Es importante que esta noche reflexionemos cómo funciona la Eucaristía, y eso lo vemos en el lavado de pies porque es el momento en el cual Jesús les dice a los apóstoles, si ustedes quieren ser mis discípulos primero tienen que dejar que yo los lave. ¿Hemos dejado que Jesús nos lave? Esta es una pregunta muy íntima de cada uno. Si bien Jesús ya nos lavó en el bautismo, Jesús con este lavado de pies se refiere a que tiene que tener acceso a nosotros en lo cotidiano, en lo que nos podemos ensuciar diariamente. Jesús nos dice dejá que yo lave tu vida del contacto diario con todo lo que  te puede ensuciar en este mundo. Este mundo me llena la cabeza de un montón de cosas malas, y es necesario que Jesús las limpie. Por eso Jesús nos dice: ¡Dejá que yo te limpie! Si vos no permitís que yo te  lave, yo no puedo hacer que vos entres conmigo a la vida verdadera. “Si yo no te lavo, no compartirás mi suerte”
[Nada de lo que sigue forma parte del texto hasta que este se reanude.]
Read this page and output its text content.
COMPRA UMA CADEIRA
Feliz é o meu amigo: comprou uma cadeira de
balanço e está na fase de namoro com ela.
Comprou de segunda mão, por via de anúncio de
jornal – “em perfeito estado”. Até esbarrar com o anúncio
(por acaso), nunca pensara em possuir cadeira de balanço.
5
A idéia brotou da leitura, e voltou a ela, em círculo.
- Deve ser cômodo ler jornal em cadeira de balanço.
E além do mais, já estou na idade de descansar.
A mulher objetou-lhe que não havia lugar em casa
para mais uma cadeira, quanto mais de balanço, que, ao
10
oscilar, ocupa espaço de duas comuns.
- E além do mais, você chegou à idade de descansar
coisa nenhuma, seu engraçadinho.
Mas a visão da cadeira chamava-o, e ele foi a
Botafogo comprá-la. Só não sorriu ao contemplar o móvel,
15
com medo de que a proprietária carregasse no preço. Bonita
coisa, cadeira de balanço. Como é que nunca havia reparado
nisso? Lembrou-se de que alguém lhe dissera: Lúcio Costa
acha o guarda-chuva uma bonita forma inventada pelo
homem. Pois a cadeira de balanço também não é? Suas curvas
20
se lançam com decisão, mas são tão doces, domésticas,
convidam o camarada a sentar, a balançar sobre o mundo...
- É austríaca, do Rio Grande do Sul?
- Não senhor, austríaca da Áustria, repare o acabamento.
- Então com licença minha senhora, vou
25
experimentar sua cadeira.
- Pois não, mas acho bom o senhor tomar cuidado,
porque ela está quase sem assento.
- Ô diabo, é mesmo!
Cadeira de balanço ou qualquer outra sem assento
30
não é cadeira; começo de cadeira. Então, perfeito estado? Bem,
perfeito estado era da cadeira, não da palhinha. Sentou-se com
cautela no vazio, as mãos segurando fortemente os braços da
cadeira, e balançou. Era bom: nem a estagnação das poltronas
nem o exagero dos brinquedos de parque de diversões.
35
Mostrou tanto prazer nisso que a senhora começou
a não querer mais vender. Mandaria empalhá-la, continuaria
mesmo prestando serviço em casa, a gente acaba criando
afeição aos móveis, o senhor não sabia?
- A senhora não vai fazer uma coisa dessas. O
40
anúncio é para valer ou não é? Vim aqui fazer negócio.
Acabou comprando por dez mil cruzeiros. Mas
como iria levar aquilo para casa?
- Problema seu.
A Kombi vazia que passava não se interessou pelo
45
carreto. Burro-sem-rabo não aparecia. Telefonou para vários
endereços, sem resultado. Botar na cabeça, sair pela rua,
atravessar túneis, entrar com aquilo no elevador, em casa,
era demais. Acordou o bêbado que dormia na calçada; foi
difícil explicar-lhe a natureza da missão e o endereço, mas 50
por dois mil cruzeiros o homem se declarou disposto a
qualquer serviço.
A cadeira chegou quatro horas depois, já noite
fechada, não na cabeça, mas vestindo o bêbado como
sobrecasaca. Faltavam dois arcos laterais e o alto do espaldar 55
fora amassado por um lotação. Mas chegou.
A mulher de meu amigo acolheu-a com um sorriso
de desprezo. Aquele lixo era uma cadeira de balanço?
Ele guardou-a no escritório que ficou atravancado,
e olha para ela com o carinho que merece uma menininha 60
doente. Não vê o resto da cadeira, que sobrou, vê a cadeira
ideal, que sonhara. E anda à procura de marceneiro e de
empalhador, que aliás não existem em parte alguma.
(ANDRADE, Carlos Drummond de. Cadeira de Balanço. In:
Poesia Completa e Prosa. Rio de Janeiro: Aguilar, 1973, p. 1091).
Esta es la noche en la cual cada uno le tiene que decir a Dios “quiero que me laves”.

Pero hay algo más, Jesús dice Él que viene conmigo comparte mi suerte, esa suerte es la que le espera esta misma noche, cuando viene Judas con los soldados y lo apresan para matarlo.

Lo importante de esta noche es decirle a Dios “Yo me comprometo con vos aun sabiendo que lo que se viene puede ser complicado”.  Si queremos tener parte con Jesús debemos comprometernos sabiendo que nosotros también vamos a pasar nuestro viernes santo.

Esta noche es una celebración de compromiso, donde le decimos al Señor que queremos compartir su suerte. Si Él no es mi suerte, no le puedo reclamar a Él ninguna bendición.

Esta noche hacemos el rito del lavado de pies, donde el ministro a cargo de la Asamblea le lava los pies a un fiel, y ese fiel le lava los pies a otro, con este gesto simbólicamente todos nos lavamos los pies, esto quiere decir que mutuamente nos vamos a ayudar a lavarnos de las suciedades que nos pueden afectar diariamente.

Luego de este rito vamos a renovar los compromisos bautismales y el compromiso de obediencia de los ministros aquí presentes. Los sacerdotes y diáconos renuevan su compromiso de obediencia a Dios a través de su autoridad que es el Obispo.

Nos quedamos con esta pregunta ¿Nos comprometemos o no con la suerte del Señor? En base a eso podemos esperar las bendiciones del Señor.

Fuente: Homilía Mons. Cesar Avila – Catedral del Espíritu Santo, Bs. As.